By autumn, they are packing and sending plants out. “We wrap through the night, more than 100 plants at a time, then bring them to the nursery in the morning to box up, label and despatch. They are long days,” explains Annabel.

But there are moments which make it all worthwhile, such as when they walked into the Chelsea Flower Show one morning in 2015 and found a card on their stand saying they had won a gold medal. They also enjoy being their own bosses. “It is freedom, no one telling you what to do. It’s hard to imagine doing anything else,” says robin. “It’s a lifestyle business. We are not doing it to get rich.” Annabel agrees: “We only sell to the general public and don’t want to do wholesale. I am not interested in producing thousands of one variety.”

The couple are driven by their passion for the plants and don’t actually want to get any bigger. Robin loves the border plant’s enormous variety. “They are incredibly diverse, a joy to behold,” adds Annabel. “When they are at their best, you can’t believe they are real, they are so precise. They look like someone has made them out of silk, but made them almost too perfect.”

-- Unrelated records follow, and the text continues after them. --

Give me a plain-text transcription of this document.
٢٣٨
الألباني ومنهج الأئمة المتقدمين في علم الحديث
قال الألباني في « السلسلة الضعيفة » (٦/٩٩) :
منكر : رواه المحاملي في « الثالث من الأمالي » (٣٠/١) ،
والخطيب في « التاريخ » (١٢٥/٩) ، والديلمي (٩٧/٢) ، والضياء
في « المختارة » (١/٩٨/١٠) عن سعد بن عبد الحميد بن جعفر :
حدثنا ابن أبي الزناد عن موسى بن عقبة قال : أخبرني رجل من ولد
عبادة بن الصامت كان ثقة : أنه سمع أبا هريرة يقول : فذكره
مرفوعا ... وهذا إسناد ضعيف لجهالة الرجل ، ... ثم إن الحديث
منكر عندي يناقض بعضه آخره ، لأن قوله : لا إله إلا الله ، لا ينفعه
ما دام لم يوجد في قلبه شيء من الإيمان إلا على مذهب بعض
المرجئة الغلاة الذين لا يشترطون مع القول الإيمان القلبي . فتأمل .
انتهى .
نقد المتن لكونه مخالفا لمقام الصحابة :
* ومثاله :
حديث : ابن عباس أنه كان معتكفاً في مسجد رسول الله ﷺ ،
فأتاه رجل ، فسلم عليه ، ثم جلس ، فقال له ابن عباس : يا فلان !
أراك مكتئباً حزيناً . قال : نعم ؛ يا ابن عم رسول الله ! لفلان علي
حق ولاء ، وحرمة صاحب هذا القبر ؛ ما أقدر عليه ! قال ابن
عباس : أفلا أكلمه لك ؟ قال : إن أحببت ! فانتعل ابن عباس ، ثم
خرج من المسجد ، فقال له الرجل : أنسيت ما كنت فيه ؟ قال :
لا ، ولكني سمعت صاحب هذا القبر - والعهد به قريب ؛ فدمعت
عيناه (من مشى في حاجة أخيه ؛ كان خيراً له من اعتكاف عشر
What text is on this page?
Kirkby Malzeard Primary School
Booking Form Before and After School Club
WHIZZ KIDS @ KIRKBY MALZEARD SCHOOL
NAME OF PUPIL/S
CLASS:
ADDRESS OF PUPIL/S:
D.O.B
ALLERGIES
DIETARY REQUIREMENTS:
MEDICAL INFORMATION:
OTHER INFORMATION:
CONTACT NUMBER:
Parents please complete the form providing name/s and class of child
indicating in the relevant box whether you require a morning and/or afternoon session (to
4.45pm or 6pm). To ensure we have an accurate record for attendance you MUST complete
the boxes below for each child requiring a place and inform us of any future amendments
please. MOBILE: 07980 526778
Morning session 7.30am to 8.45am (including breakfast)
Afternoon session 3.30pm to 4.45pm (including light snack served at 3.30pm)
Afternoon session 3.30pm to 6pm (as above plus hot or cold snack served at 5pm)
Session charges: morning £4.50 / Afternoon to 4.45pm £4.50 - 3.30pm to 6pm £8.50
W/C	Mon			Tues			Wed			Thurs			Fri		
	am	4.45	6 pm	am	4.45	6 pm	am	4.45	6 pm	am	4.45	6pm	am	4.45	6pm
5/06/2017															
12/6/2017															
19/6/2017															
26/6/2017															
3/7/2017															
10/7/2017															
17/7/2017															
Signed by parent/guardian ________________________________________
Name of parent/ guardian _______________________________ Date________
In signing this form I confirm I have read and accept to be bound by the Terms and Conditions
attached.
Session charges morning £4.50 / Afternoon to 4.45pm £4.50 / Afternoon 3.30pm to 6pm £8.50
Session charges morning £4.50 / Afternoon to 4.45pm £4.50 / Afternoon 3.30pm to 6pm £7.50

If the day ever came that she didn’t adore them, she wouldn’t grow them, she says. “I don’t want to lose that gut instinct I have for them. I love everything about them.”

But she admits she does, very occasionally, tell them off. “I do talk to them occasionally. If something misbehaves, it can get quite a serious bollocking.”

Drointon Nurseries, Plaster Pitts, Ripon HG4 5EF

T: 01765 641849

W: www.auricula-plants.co.uk

  • Annabel’s top tips for growing auriculas

Don’t mollycoddle them

Make sure compost is really free -raining. If the plants sit in water, they are desperately unhappy

If in pots, repot every year

Keep an eye out for bugs and treat as soon as you see them

Try to keep the plants cool in summer. "We grow them in polystyrene fish boxes, which they love as it reflects heat, stops fluctuations in temperature and helps equalise moisture content."

Don’t feed much, just a fully balanced liquid fertiliser at half strength every two to three weeks in spring, with a half strength low-nitrogen liquid feed in autumn.

"People who grow them for show use a heavy compost, but I use a light one. I like perlite, which helps with drainage and balances out temperature. I am a great believer in trying diff things to find out what works. If you get too stuck in your ideas, you are never going to get any better."